By Evelyn Leopold
UNITED NATIONS, Feb 3 (Reuters) -
Security Council members condemned reports of massacres in the Congo and
began work on a resolution, expected to be introduced next week, that would
authorize a U.N. force to monitor a cease-fire in the country's 17-month
civil war.
"Members of the council expressed their deep concern over reports of recent massacres in the eastern part of the Democratic Republic of the Congo, and expressed their condemnation for all human rights abuses," Council President Arnoldo Listre of Argentina said after a Thursday meeting.
The Christian Blind Mission aid group recently released a video showing hundreds of people killed in early January in Bunia, near Uganda. The clashes between the Lendu and Hema communities are in a northeast region under rebel control.
Listre also said members expressed "general support" for Secretary-General Kofi Annan's call for U.N. monitors in the Congo, a reference to negotiations over a U.S.-drafted resolution, diplomats expect to be introduced next week but not approved until the end of the month.
Annan has recommended 500 cease-fire monitors and 5,537 troops to protect them that will including infantry, medical communications, mine clearance and transportation experts for a nearly roadless country. The monitoring operation is still a far cry from a full-fledged peacekeeping force.
Congo's civil war has drawn troops from Zimbabwe, Angola and Namibia in support of the government of President Laurent Kabila's against rebels backed by Uganda and Rwanda.
The governments involved signed an accord in Lusaka, Zambia, in July 1999 and rebel leaders joined the agreement in August. But fighting has continued in the war, which has cost thousands of lives, and uprooted about 1 million people.
They governments are to meet again in Lusaka on February 13 to set a timetable for aspects of the peace plan, which is expected to figure in the text of the resolution.
After extraordinary meetings of seven African presidents in New York last month, arranged by U.S. ambassador Richard Holbrooke, the United States would be hard-pressed to turn down an initial U.N. force.
APPROVAL OF U.S. CONGRESS NEEDED FIRST
The current plan is for Holbrooke to introduce a resolution sometime next week, shortly after he notifies reluctant Republican Congressional leaders of its contents.
The Clinton administration has agreed to give Congress 15 days notice of council resolutions creating peacekeeping operations, for which the United States is billed 30 percent.

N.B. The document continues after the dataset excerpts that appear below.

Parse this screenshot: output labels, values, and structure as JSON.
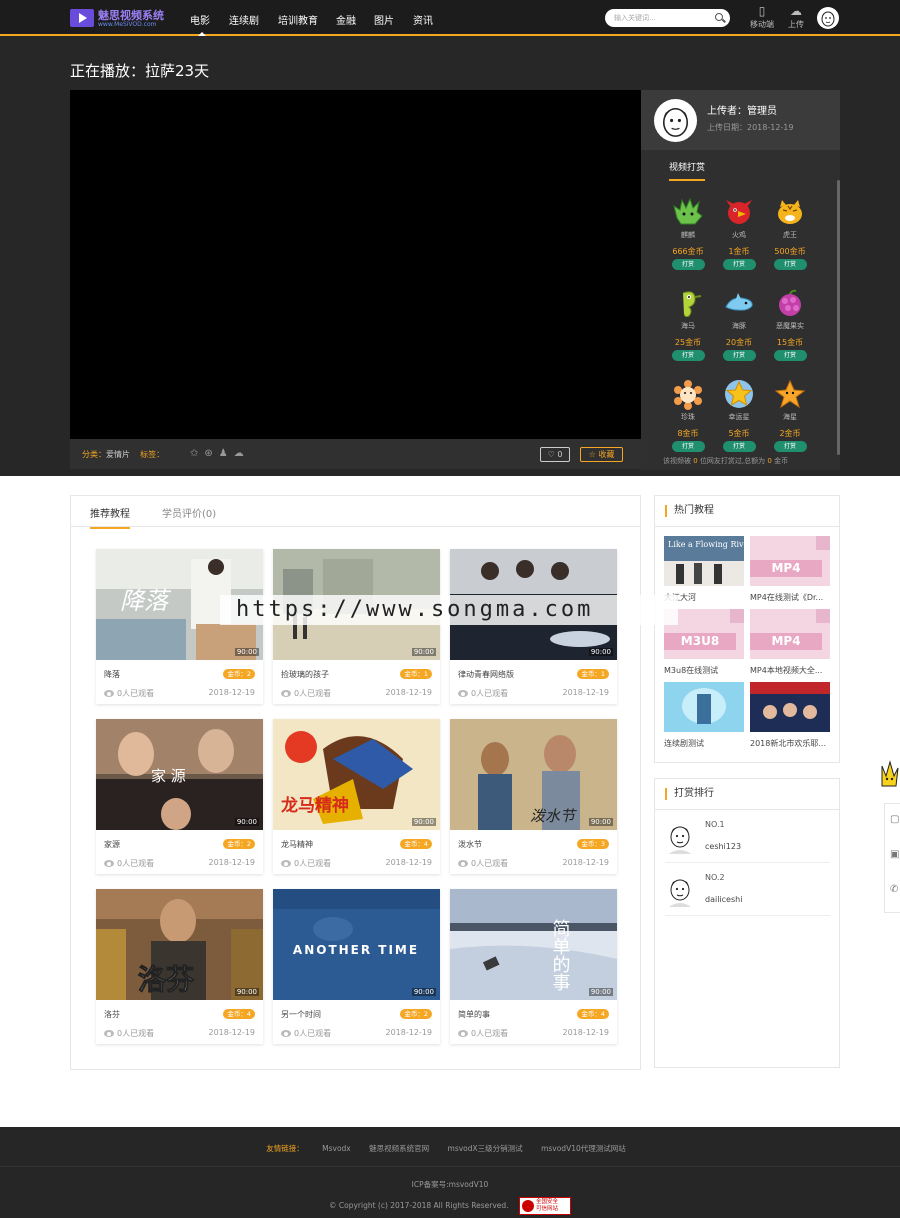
{
  "brand": {
    "name": "魅思视频系统",
    "sub": "www.MeSiVOD.com",
    "accent": "#f5a623",
    "logo_color": "#6a4cdc"
  },
  "nav": {
    "items": [
      {
        "label": "电影",
        "active": true
      },
      {
        "label": "连续剧"
      },
      {
        "label": "培训教育"
      },
      {
        "label": "金融"
      },
      {
        "label": "图片"
      },
      {
        "label": "资讯"
      }
    ],
    "search_placeholder": "输入关键词...",
    "mobile_label": "移动端",
    "upload_label": "上传"
  },
  "player": {
    "now_playing": "正在播放：拉萨23天",
    "category_label": "分类：",
    "category_value": "爱情片",
    "tags_label": "标签：",
    "like_count": "0",
    "fav_label": "收藏"
  },
  "uploader": {
    "name": "上传者：管理员",
    "date": "上传日期：2018-12-19"
  },
  "tips": {
    "title": "视频打赏",
    "gifts": [
      {
        "name": "麒麟",
        "coin": "666金币",
        "btn": "打赏",
        "icon": "qilin-icon"
      },
      {
        "name": "火鸡",
        "coin": "1金币",
        "btn": "打赏",
        "icon": "turkey-icon"
      },
      {
        "name": "虎王",
        "coin": "500金币",
        "btn": "打赏",
        "icon": "tiger-icon"
      },
      {
        "name": "海马",
        "coin": "25金币",
        "btn": "打赏",
        "icon": "seahorse-icon"
      },
      {
        "name": "海豚",
        "coin": "20金币",
        "btn": "打赏",
        "icon": "dolphin-icon"
      },
      {
        "name": "恶魔果实",
        "coin": "15金币",
        "btn": "打赏",
        "icon": "devil-fruit-icon"
      },
      {
        "name": "珍珠",
        "coin": "8金币",
        "btn": "打赏",
        "icon": "pearl-icon"
      },
      {
        "name": "幸运星",
        "coin": "5金币",
        "btn": "打赏",
        "icon": "lucky-star-icon"
      },
      {
        "name": "海星",
        "coin": "2金币",
        "btn": "打赏",
        "icon": "starfish-icon"
      }
    ],
    "summary_pre": "该视频被",
    "summary_people": "0",
    "summary_mid": "位网友打赏过,总额为",
    "summary_total": "0",
    "summary_post": "金币"
  },
  "tabs": [
    {
      "label": "推荐教程",
      "active": true
    },
    {
      "label": "学员评价(0)"
    }
  ],
  "videos": [
    {
      "title": "降落",
      "coin": "金币：2",
      "duration": "90:00",
      "views": "0人已观看",
      "date": "2018-12-19"
    },
    {
      "title": "捡玻璃的孩子",
      "coin": "金币：1",
      "duration": "90:00",
      "views": "0人已观看",
      "date": "2018-12-19"
    },
    {
      "title": "律动青春网络版",
      "coin": "金币：1",
      "duration": "90:00",
      "views": "0人已观看",
      "date": "2018-12-19"
    },
    {
      "title": "家源",
      "coin": "金币：2",
      "duration": "90:00",
      "views": "0人已观看",
      "date": "2018-12-19"
    },
    {
      "title": "龙马精神",
      "coin": "金币：4",
      "duration": "90:00",
      "views": "0人已观看",
      "date": "2018-12-19"
    },
    {
      "title": "泼水节",
      "coin": "金币：3",
      "duration": "90:00",
      "views": "0人已观看",
      "date": "2018-12-19"
    },
    {
      "title": "洛芬",
      "coin": "金币：4",
      "duration": "90:00",
      "views": "0人已观看",
      "date": "2018-12-19"
    },
    {
      "title": "另一个时间",
      "coin": "金币：2",
      "duration": "90:00",
      "views": "0人已观看",
      "date": "2018-12-19"
    },
    {
      "title": "简单的事",
      "coin": "金币：4",
      "duration": "90:00",
      "views": "0人已观看",
      "date": "2018-12-19"
    }
  ],
  "thumb_text": {
    "t1": "降落",
    "t4": "家 源",
    "t5": "龙马精神",
    "t6": "泼水节",
    "t7": "洛芬",
    "t8": "ANOTHER TIME",
    "t9": "简单的事"
  },
  "hot": {
    "title": "热门教程",
    "items": [
      {
        "title": "大江大河",
        "thumb_text": "Like a Flowing River"
      },
      {
        "title": "MP4在线测试《Dr...",
        "label": "MP4"
      },
      {
        "title": "M3u8在线测试",
        "label": "M3U8"
      },
      {
        "title": "MP4本地视频大全...",
        "label": "MP4"
      },
      {
        "title": "连续剧测试"
      },
      {
        "title": "2018新北市欢乐耶..."
      }
    ]
  },
  "rank": {
    "title": "打赏排行",
    "items": [
      {
        "no": "NO.1",
        "name": "ceshi123"
      },
      {
        "no": "NO.2",
        "name": "dailiceshi"
      }
    ]
  },
  "footer": {
    "links_label": "友情链接：",
    "links": [
      "Msvodx",
      "魅思视频系统官网",
      "msvodX三级分销测试",
      "msvodV10代理测试网站"
    ],
    "icp": "ICP备案号:msvodV10",
    "copyright": "© Copyright (c) 2017-2018 All Rights Reserved.",
    "badge_l1": "全国安全",
    "badge_l2": "可信网站"
  },
  "watermark": "https://www.songma.com"
}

On Wednesday, Sen. Russ Feingold, a Democrat, urged his colleagues to support the U.N. force. "Our interests in global peace and stability, the rule of law, and respect for basic human rights are in part bound up in Congo's future," he said.
The Wisconsin senator, a member of the Senate Foreign Relations Committee, is the senior Democrat on its Africa sub-committee. But John Warner, the Virginia Republican chairman of the Senate Armed Service Committee, said the United Nations was stretched far too thin in Kosovo and East Timor to start another venture in Africa.
One issue under discussion is whether conditions would be attached for deployment of the force, exactly what it would do and security guarantees for its safety.
AUTHORIZATION MAY NOT MEAN DEPLOYMENT
"Will everyone accept why the U.N. force is going there," one council envoy said, speaking on condition of anonymity.
"It is not an interposition force to be used by one side or the other to drive out their respective enemies. Will there be an internal political dialogue?"
But African nations, such as Namibia, argue that the longer the United Nations waits for all guns to fall silent, the more chance there is for a full-scale war to resume.
An early draft of a U.S. paper says deployment of the force would be subject to progress in implementing the peace pact as well as "security conditions on the ground, and the determination of the secretary-general that the necessary climate of security, access and cooperation exists."
Above all the United States is worried that the United Nations would slip into a larger operation and still not be able to keep the peace. France has pressed for far more troops, saying the Congo was too large for a token force.
Others recall the first U.N. venture into the Congo in the early 1960s that brought the world body close to political collapse and cost the life of Dag Hammarskjold, its second secretary general, in an air crash on his way to peace talks.
Some 20,000 foreign troops intervened after the Congo became independent from Belgium, which had done little to build local institutions or educational facilities.